Anche chi come il renziano , ex Pd, Roberto Giachetti ha votato a favore della riforma per disciplina di partito, ha annunciato che intende sostenere la proposta di referendum che tenterà di portare avanti ad esempio Riccardo Magi, deputato di Più Europa, che è intervenuto in aula per affermare di non vedere alcuna «tensione costituente», ma «un parlamento che sfregia se stesso in preda ad un delirio demagogico» per votare una legge decisiva «senza un orizzonte di senso, portata avanti al costo – questo sì, caro – della compressione del pluralismo e dell’amputazione della rappresentanza democratica». Di tutt’altro avviso la destra di Fratelli D’Italia, che pur dall’opposizione, può dire, con Giorgia Meloni, di aver sempre sostenuto la riforma perché «diminuire il numero di deputati e senatori è un primo passo per ridurre la distanza tra i cittadini e il palazzo ma non basta assolutamente.
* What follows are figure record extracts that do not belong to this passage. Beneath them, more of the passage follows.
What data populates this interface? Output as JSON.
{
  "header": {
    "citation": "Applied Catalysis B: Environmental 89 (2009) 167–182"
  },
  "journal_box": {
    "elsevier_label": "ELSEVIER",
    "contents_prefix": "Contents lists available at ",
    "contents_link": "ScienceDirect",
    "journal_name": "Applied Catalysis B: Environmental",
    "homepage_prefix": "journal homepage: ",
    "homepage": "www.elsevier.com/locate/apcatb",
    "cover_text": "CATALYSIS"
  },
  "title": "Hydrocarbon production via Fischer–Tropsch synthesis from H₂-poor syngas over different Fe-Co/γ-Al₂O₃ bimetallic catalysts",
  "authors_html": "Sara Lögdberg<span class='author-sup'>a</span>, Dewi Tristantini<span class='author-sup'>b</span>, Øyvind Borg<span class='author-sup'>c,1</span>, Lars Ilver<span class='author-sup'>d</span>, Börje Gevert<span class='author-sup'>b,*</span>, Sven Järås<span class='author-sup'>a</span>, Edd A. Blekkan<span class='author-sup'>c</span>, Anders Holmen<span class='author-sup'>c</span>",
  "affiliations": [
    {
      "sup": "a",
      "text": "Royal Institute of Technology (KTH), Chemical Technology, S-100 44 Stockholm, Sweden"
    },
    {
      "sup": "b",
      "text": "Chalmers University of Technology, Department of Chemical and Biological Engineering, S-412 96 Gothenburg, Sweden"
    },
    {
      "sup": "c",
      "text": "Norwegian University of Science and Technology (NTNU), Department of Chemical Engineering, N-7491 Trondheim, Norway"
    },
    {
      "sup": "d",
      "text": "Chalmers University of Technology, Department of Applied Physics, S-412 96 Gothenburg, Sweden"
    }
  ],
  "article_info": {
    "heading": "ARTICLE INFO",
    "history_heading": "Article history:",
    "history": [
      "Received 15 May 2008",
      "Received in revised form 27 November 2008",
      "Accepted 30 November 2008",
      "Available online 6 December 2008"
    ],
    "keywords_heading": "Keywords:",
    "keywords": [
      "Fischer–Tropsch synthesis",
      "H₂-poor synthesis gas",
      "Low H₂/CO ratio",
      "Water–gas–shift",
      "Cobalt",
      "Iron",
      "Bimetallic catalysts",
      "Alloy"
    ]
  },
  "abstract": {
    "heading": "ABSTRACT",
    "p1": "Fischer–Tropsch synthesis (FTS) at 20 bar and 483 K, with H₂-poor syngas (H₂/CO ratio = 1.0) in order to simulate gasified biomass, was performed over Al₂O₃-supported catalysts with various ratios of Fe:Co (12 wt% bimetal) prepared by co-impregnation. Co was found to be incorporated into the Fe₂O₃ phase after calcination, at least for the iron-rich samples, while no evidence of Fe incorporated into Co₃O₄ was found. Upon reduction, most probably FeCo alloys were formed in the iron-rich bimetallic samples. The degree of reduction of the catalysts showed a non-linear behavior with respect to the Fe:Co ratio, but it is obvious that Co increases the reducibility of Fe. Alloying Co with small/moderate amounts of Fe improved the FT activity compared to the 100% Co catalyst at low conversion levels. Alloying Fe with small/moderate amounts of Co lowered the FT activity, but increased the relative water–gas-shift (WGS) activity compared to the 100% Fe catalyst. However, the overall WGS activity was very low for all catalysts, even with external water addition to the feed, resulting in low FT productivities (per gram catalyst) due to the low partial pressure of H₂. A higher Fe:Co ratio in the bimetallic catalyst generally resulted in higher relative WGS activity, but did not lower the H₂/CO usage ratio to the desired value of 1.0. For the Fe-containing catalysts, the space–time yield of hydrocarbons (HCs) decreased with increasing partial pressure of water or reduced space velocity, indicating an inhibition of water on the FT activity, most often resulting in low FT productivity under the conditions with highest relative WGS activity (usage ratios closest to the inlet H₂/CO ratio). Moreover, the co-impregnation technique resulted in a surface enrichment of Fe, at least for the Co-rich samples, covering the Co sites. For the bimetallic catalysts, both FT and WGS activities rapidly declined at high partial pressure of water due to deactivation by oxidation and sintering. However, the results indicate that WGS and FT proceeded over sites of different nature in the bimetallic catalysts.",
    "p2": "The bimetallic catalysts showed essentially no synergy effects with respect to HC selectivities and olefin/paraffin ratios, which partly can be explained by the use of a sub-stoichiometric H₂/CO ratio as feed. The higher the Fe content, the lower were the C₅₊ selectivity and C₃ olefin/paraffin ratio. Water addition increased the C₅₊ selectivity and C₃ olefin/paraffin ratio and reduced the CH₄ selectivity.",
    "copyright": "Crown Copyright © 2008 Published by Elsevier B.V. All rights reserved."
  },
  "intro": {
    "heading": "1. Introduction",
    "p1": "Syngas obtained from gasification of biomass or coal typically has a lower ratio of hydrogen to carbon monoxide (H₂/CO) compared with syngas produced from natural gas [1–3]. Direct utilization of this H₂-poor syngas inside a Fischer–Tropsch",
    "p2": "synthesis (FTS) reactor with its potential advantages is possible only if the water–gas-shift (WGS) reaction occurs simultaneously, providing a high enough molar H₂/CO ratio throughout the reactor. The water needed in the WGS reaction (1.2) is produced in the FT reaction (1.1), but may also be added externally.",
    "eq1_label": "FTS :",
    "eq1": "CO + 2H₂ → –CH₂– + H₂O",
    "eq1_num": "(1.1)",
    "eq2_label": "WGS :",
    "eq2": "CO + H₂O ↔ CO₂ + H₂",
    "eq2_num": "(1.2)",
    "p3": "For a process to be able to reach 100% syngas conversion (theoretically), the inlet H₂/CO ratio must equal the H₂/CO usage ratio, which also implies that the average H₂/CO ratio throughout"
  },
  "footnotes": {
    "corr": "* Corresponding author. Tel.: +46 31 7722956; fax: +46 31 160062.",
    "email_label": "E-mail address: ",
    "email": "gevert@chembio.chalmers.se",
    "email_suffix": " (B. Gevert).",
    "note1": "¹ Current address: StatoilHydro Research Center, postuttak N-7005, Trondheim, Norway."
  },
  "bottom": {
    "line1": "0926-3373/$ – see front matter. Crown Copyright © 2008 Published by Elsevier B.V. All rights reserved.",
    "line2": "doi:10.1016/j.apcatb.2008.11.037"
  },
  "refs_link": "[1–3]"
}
Due i passi da compiere: l’elezione diretta del Presidente della Repubblica e l’abolizione dell’istituto ottocentesco dei senatori a vita».

Se di svolta presidenzialista al momento ne parlano in pochi, è certo che ormai il terreno di confronto si sposta sulla legge elettorale. Così il costituzionalista Stefano Ceccanti, deputato del Pd, ritiene decisamente esagerati i timori dei pochi critici della riforma costituzionale approvata a larga maggioranza, ma riconosce che «in particolare al Senato, per evitare problemi di rappresentanza nelle Regioni medie, la conseguenza più naturale è quella di un sistema a base proporzionale e, con questi numeri, i collegi uninominali sono sconsigliabili perché avrebbero un grande numero di elettori. Tuttavia a partire dalla base proporzionale si può andare sia in direzione di un sistema che sbarra in modo forte ma non aggrega (sistema a soglia alta) o di uno a doppio turno con premio che riscrive l’Italicum secondo le indicazioni della Corte (coalizioni, anche ulteriori tra un turno e l’altro).  Decidere tra questi due modelli molto diversi spetterà alla politica».

Da parte sua La Lega di Salvini ha votato a favore della riduzione del numero dei parlamentari, una sua proposta del 2012 chiedeva di portare addirittura a 200 il numero dei deputati, ribadendo la necessità di andare al voto molto prima del 2023 per esprimere la maggioranza reale del Paese. La vera sfida è dunque la definizione di un sistema elettorale coerente con la Costituzione, definito con una larga partecipazione popolare prima ancora che nel dibattito tra i vertici dei partiti. Senza colpi di mano e soluzioni affrettate o confezionate ad arte per privilegiare una parte politica sull’altra, una delle ragioni della crescita dell’astensionismo e della instabilità di lunga durata.